DBED may be enthusiastic about the prospects for this; Hawaiian Electric Industries — which, since 1987, wants to tiptoe out the business of generating power, leaving the risk and expense of development to others — also is enthusiastic about purchasing those megawatts. The difficulty lies in attracting investors willing to develop geothermal energy at a per-kilowatt-hour cost that compares competitively with the cost of conventional oil- or coal-fired power plants.
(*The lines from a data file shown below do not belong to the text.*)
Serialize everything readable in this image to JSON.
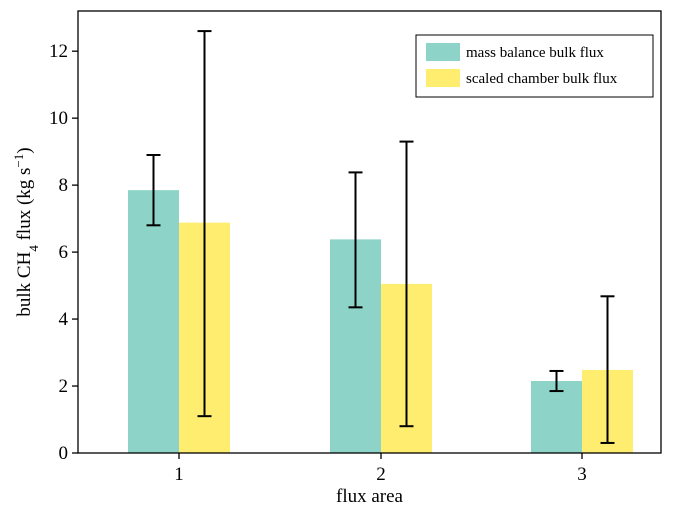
{
  "chart_data": {
    "type": "bar",
    "title": "",
    "xlabel": "flux area",
    "ylabel": {
      "prefix": "bulk CH",
      "subscript": "4",
      "middle": " flux (kg s",
      "superscript": "−1",
      "suffix": ")"
    },
    "categories": [
      "1",
      "2",
      "3"
    ],
    "ylim": [
      0,
      13.2
    ],
    "yticks": [
      0,
      2,
      4,
      6,
      8,
      10,
      12
    ],
    "grid": false,
    "legend_position": "top-right",
    "series": [
      {
        "name": "mass balance bulk flux",
        "color": "#8dd3c7",
        "values": [
          7.85,
          6.38,
          2.15
        ],
        "err_low": [
          6.8,
          4.35,
          1.85
        ],
        "err_high": [
          8.9,
          8.38,
          2.45
        ]
      },
      {
        "name": "scaled chamber bulk flux",
        "color": "#ffed6f",
        "values": [
          6.88,
          5.05,
          2.48
        ],
        "err_low": [
          1.1,
          0.8,
          0.3
        ],
        "err_high": [
          12.6,
          9.3,
          4.68
        ]
      }
    ]
  }
}
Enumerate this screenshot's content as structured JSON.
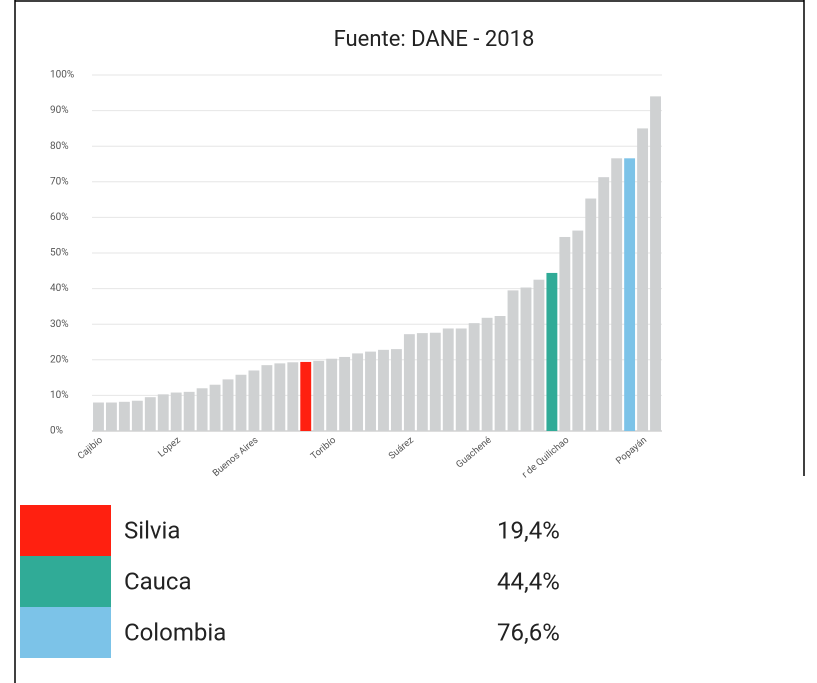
{
  "chart_data": {
    "type": "bar",
    "title": "Fuente: DANE - 2018",
    "categories": [
      "Cajibío",
      null,
      null,
      null,
      null,
      null,
      "López",
      null,
      null,
      null,
      null,
      null,
      "Buenos Aires",
      null,
      null,
      null,
      null,
      null,
      "Toribío",
      null,
      null,
      null,
      null,
      null,
      "Suárez",
      null,
      null,
      null,
      null,
      null,
      "Guachené",
      null,
      null,
      null,
      null,
      null,
      "r de Quilichao",
      null,
      null,
      null,
      null,
      null,
      "Popayán",
      null
    ],
    "values": [
      8,
      8,
      8.2,
      8.5,
      9.5,
      10.3,
      10.8,
      11,
      12,
      13,
      14.5,
      15.8,
      17,
      18.5,
      19,
      19.3,
      19.4,
      19.7,
      20.3,
      20.8,
      21.8,
      22.3,
      22.8,
      23,
      27.2,
      27.5,
      27.6,
      28.8,
      28.8,
      30.3,
      31.8,
      32.3,
      39.5,
      40.3,
      42.5,
      44.4,
      54.5,
      56.3,
      65.3,
      71.3,
      76.6,
      76.6,
      85,
      94
    ],
    "colors": [
      "#cfd1d2",
      "#cfd1d2",
      "#cfd1d2",
      "#cfd1d2",
      "#cfd1d2",
      "#cfd1d2",
      "#cfd1d2",
      "#cfd1d2",
      "#cfd1d2",
      "#cfd1d2",
      "#cfd1d2",
      "#cfd1d2",
      "#cfd1d2",
      "#cfd1d2",
      "#cfd1d2",
      "#cfd1d2",
      "#ff2010",
      "#cfd1d2",
      "#cfd1d2",
      "#cfd1d2",
      "#cfd1d2",
      "#cfd1d2",
      "#cfd1d2",
      "#cfd1d2",
      "#cfd1d2",
      "#cfd1d2",
      "#cfd1d2",
      "#cfd1d2",
      "#cfd1d2",
      "#cfd1d2",
      "#cfd1d2",
      "#cfd1d2",
      "#cfd1d2",
      "#cfd1d2",
      "#cfd1d2",
      "#30ab97",
      "#cfd1d2",
      "#cfd1d2",
      "#cfd1d2",
      "#cfd1d2",
      "#cfd1d2",
      "#7cc3e8",
      "#cfd1d2",
      "#cfd1d2"
    ],
    "ylim": [
      0,
      100
    ],
    "yticks": [
      {
        "value": 0,
        "label": "0%"
      },
      {
        "value": 10,
        "label": "10%"
      },
      {
        "value": 20,
        "label": "20%"
      },
      {
        "value": 30,
        "label": "30%"
      },
      {
        "value": 40,
        "label": "40%"
      },
      {
        "value": 50,
        "label": "50%"
      },
      {
        "value": 60,
        "label": "60%"
      },
      {
        "value": 70,
        "label": "70%"
      },
      {
        "value": 80,
        "label": "80%"
      },
      {
        "value": 90,
        "label": "90%"
      },
      {
        "value": 100,
        "label": "100%"
      }
    ],
    "grid": true,
    "legend": [
      {
        "name": "Silvia",
        "color": "#ff2010",
        "value": 19.4,
        "value_label": "19,4%"
      },
      {
        "name": "Cauca",
        "color": "#30ab97",
        "value": 44.4,
        "value_label": "44,4%"
      },
      {
        "name": "Colombia",
        "color": "#7cc3e8",
        "value": 76.6,
        "value_label": "76,6%"
      }
    ]
  }
}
To this end, the state and the federal government paid together roughly $30 million to Hawaiian Electric and its subcontractors to demonstrate the feasibility of laying a deep-water transmission cable from the Big Island to O`ahu. The state has accelerated the permitting process for geothermal development and has also removed the possibility of time-consuming contested case hearings on the granting of those permits. As mentioned earlier, the Legislature has allowed geothermal exploration to occur outside the boundaries of designated geothermal resource subzones. DBED has engaged the services of a consulting firm (ERCE) to prepare a master development plan and a programmatic environmental impact statement — further reducing (by several millions of dollars) the preparatory work of private developers.
Not least, the governor himself has said that “the State must be receptive to ideas for public financial assistance” to geothermal energy developers. “The magnitude of the venture precludes significant direct funding by the State; however, there may be mechanisms for indirect financial support. My administration is willing to explore such mechanisms with those prospective developers … if we are satisfied the project cannot be accomplished without state support.”
But investors are more cautious. Negotiations between Hawaiian Electric and Kilauea Energy Partners, the investor consortium that responded most favorably to HECO’s 1989 request for proposals, ran into heavy sledding for a time and the overall geothermal development timetable has slipped by several months. In mid-December, however, HECO announced that talks were back on course.